The Supreme Court, however, today sent the OCC’s preemption regulation to its grave. In a divided ruling in which Justice Scalia wrote the Court’s opinion and was joined by his four most liberal colleagues — Justices Stevens, Souter, Ginsburg, and Breyer — the Court held that the regulation did not comport with the National Bank Act and was therefore invalid. In his opinion, Justice Scalia noted that it was undisputed that Congress had not preempted pertinent state substantive laws applicable to national banks, and that it would therefore be “bizarre” to conclude that state enforcement of those laws had been preempted, as the OCC contended.

Citing Wyeth v.

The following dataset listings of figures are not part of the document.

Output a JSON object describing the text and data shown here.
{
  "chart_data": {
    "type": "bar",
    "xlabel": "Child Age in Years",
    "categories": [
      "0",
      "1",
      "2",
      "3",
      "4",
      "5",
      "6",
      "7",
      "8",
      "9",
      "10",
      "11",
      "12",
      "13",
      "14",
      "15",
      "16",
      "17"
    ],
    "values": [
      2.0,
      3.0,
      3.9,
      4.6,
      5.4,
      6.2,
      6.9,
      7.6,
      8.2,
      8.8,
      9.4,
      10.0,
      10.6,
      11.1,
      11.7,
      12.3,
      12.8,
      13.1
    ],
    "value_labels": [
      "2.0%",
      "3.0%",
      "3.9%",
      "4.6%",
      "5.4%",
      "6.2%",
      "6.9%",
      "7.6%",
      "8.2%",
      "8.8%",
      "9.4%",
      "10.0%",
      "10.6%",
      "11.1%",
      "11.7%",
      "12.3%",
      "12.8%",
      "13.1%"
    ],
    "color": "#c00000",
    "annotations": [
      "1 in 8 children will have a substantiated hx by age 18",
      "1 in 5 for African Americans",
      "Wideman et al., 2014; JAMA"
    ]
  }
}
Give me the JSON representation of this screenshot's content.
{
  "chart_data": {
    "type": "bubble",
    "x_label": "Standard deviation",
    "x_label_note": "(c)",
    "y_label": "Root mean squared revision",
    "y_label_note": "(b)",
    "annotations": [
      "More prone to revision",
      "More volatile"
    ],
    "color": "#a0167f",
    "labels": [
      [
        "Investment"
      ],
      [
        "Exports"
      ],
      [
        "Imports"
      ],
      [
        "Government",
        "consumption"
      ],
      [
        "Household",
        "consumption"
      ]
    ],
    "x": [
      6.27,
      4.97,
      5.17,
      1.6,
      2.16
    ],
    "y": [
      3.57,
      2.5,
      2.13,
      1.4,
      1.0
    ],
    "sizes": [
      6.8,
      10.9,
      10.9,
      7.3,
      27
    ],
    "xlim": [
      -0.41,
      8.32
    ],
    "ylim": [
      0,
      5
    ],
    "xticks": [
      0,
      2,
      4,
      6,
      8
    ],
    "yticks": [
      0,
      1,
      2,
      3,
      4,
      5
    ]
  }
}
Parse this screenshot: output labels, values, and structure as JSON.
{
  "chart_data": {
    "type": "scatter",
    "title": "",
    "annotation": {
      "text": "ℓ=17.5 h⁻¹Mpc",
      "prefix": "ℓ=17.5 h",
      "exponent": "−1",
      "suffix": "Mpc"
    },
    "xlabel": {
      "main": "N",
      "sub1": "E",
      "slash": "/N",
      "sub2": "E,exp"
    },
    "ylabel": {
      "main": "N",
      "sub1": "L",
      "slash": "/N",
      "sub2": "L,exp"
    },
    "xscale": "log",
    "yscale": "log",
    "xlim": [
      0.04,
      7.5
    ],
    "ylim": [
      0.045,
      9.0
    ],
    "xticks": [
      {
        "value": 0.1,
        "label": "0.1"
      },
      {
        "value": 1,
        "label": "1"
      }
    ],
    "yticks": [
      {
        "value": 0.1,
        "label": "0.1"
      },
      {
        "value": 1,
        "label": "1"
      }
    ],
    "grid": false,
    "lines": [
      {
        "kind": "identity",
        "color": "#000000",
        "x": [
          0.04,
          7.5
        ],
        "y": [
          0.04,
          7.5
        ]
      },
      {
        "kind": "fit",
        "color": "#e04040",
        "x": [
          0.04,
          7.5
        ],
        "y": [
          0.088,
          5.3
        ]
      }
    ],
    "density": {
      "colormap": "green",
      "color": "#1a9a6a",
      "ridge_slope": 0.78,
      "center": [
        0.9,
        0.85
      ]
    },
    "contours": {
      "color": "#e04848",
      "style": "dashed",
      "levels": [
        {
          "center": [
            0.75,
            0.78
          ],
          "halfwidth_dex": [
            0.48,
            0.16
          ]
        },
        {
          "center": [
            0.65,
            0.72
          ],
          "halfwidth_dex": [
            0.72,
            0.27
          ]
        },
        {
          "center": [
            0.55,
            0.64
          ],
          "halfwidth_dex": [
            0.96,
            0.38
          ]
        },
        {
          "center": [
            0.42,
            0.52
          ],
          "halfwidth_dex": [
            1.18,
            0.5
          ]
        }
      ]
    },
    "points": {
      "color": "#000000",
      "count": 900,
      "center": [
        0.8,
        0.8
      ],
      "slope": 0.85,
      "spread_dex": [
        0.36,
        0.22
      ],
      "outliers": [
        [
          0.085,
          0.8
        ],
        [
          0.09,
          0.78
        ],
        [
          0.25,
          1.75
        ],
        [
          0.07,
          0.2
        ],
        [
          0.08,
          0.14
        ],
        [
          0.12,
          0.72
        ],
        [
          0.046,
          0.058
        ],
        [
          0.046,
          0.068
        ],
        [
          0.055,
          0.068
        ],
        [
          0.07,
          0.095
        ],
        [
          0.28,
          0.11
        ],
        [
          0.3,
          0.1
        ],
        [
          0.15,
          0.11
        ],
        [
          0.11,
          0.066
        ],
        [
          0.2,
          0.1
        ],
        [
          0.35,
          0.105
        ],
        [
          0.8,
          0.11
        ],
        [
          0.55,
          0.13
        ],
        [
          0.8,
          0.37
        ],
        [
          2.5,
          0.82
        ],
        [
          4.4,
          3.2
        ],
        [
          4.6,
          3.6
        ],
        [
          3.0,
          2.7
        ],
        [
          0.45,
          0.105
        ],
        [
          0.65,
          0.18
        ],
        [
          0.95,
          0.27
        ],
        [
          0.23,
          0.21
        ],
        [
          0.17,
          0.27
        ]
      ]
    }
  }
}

Levine, the Court’s important ruling earlier this Term rejecting the argument that federal drug labeling laws preempt claims made under state personal injury laws, Justice Scalia noted that the banking system “echoes many other mixed state/federal regimes in which the Federal Government exercises general oversight while leaving state substantive law in place.”

Justice Scalia also noted that while it was not necessary here to invoke the “presumption against preemption. . . in giving force to the plain terms of the National Bank Act . . . [n]either, however, should the incursion that the [OCC regulation] makes upon traditional state powers be minimized.”

Justice Thomas wrote a dissenting opinion joined by Chief Justice Roberts and Justices Alito and Kennedy that would have upheld the OCC’s preemption of state enforcement of fair lending laws against national banks.

Thus, by the narrowest of margins, another remnant of the Bush Administration’s harmful prioritization of corporations over state and local governments, and the citizens they represent, is consigned to the dustbin.